Pittsburgh airport to host fracking sites starting this month


The floundering Pittsburgh International Airport is expected to soon begin earning nearly a quarter of its annual operating budget by letting a local energy company conduct fracking operations deep under the once booming air traffic hub.

On Monday, the New York Times reported first that the airport in southwestern Pennsylvania — the second busiest in the Keystone State — cut a deal with Consol Energy that will let the oil and gas company begin drilling next month to extract resources from beneath PIT by way of fracking, or hydraulic fracturing.

Earlier this year in March, the Pittsburgh Post-Gazette reported that Alleghany County, PA is expected to gain upwards of $500 million during the next two decades by letting Consol drill as many as 60 wells on 8,800 acres of airport property, the likes of which would yield an estimated 280 billion cubic feet to 800 billion cubic feet of natural gas, according to the paper.

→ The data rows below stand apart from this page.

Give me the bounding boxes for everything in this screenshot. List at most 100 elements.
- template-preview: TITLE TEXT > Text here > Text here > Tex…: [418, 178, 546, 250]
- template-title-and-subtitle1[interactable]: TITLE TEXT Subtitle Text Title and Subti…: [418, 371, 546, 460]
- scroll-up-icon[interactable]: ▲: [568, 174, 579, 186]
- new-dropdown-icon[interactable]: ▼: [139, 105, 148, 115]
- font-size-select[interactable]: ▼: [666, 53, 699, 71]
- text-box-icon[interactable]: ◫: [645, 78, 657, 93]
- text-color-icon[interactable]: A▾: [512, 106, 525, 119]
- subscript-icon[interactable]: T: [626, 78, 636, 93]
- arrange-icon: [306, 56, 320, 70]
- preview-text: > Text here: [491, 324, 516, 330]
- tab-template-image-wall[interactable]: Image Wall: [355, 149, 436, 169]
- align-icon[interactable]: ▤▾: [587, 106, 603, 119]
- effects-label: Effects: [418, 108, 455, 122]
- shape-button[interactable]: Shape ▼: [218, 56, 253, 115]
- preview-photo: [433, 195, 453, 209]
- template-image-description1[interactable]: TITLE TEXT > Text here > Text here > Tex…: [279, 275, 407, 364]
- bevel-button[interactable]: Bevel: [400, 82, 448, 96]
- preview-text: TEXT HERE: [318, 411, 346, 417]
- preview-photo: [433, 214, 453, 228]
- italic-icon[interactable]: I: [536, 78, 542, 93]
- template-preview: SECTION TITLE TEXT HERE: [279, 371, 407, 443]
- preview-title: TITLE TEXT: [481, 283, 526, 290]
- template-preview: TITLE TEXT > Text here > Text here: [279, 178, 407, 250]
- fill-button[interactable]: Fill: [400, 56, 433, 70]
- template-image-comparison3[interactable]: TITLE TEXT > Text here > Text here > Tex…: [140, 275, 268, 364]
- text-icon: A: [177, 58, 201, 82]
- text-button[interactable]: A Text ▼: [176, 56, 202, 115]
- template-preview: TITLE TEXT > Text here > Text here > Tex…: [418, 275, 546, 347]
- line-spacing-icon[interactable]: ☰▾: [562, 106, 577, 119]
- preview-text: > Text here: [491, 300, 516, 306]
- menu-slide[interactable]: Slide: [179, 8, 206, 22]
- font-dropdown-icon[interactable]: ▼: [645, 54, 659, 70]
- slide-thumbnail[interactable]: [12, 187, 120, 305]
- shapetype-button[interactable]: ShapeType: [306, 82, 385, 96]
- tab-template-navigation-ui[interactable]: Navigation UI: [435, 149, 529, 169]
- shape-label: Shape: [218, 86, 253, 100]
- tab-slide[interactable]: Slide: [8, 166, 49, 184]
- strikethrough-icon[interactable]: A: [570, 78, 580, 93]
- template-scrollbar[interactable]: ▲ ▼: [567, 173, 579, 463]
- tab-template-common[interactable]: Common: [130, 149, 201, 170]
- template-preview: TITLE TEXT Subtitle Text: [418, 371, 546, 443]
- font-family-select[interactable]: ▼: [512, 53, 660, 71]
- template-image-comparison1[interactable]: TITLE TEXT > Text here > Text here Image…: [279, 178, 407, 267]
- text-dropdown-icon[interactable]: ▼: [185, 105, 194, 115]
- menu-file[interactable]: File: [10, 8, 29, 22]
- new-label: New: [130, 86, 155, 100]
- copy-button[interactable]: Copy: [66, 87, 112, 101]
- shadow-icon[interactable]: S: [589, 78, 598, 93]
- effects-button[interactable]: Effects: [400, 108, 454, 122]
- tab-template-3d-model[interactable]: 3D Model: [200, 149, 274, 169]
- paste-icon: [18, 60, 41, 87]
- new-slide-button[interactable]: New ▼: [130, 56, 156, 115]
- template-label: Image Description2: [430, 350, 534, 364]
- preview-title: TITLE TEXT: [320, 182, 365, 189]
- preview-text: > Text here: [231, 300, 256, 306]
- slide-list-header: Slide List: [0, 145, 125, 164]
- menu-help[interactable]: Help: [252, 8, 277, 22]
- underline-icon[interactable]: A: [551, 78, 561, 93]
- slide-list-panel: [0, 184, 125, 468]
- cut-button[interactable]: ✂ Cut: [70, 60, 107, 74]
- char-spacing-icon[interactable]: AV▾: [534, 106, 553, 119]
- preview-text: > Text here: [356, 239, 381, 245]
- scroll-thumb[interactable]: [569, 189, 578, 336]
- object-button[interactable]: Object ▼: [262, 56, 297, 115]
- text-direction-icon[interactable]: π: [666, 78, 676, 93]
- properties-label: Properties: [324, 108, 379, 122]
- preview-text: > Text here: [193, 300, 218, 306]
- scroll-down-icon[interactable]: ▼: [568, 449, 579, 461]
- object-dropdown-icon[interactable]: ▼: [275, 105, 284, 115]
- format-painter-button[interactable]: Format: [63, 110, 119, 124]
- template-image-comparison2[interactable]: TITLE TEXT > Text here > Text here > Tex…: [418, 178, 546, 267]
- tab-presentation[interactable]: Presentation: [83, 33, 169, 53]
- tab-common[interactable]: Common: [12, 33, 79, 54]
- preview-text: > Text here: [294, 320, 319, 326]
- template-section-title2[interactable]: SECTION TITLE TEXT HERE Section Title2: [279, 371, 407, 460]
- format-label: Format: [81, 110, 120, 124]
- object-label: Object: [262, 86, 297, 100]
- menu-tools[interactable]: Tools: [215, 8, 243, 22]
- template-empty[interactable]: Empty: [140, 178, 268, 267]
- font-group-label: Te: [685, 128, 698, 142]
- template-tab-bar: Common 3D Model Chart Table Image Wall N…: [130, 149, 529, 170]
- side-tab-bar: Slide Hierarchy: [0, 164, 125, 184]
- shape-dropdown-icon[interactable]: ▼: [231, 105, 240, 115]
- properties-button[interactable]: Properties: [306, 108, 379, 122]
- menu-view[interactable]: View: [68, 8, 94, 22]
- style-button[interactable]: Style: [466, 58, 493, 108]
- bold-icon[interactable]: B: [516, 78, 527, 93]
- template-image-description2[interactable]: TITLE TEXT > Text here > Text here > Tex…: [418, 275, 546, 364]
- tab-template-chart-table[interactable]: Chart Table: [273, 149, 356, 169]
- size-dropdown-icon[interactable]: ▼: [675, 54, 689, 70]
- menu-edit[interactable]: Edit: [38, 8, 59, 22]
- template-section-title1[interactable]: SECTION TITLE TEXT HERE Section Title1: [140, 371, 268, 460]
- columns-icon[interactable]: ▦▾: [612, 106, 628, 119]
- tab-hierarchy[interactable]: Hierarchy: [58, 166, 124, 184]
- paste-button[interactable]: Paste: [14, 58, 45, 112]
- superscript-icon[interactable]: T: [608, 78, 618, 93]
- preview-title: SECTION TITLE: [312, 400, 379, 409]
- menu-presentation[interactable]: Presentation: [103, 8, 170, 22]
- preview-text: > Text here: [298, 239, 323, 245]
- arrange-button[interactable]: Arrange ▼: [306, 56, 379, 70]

Consol will now drill its first well there later this month, the Times reported this week, which will be dug outside of the airport’s fence but will nevertheless aim to extract resources buried underneath the facility’s terminals and runways by pumping liquid around 6,000 feet below the earth.

“It’s like finding money,” Alleghany County Executive Rich Fitzgerald told the Times. “Suddenly you’ve got this valuable asset that nobody knew was there.”

Indeed, PIT is expected to pull in $20 million annually as part of the operation — a substantial chunk of the less than $91 million it currently costs to operate the 75-gate facility; according to the Times’ Matthew L. Wald, the airport today only handles about half of the flights it did a decade ago, and around 42 percent of its annual budget is being used currently to handle debts.

Profits aside, however, fracking plans are expected to continue attracting criticism from opponents who argue that the potential safety risks of those drilling operations aren’t fully understood yet: earlier this year the New York Court of Appeals ruled that municipalities within the Empire State can elect on their own to ban fracking operations within their own locales, and the city of Los Angeles, California has outright banned the drilling process altogether.

“It uses excessive amounts of water in a drought, and most significantly for me is the incredible risk of devastating earthquakes,” Councilmember Mike Bonin, a co-sponsor of the proposal that banned fracking in LA, told KNX 1070 Newsradio earlier this year with regards to why he wanted to keep drilling out of the area.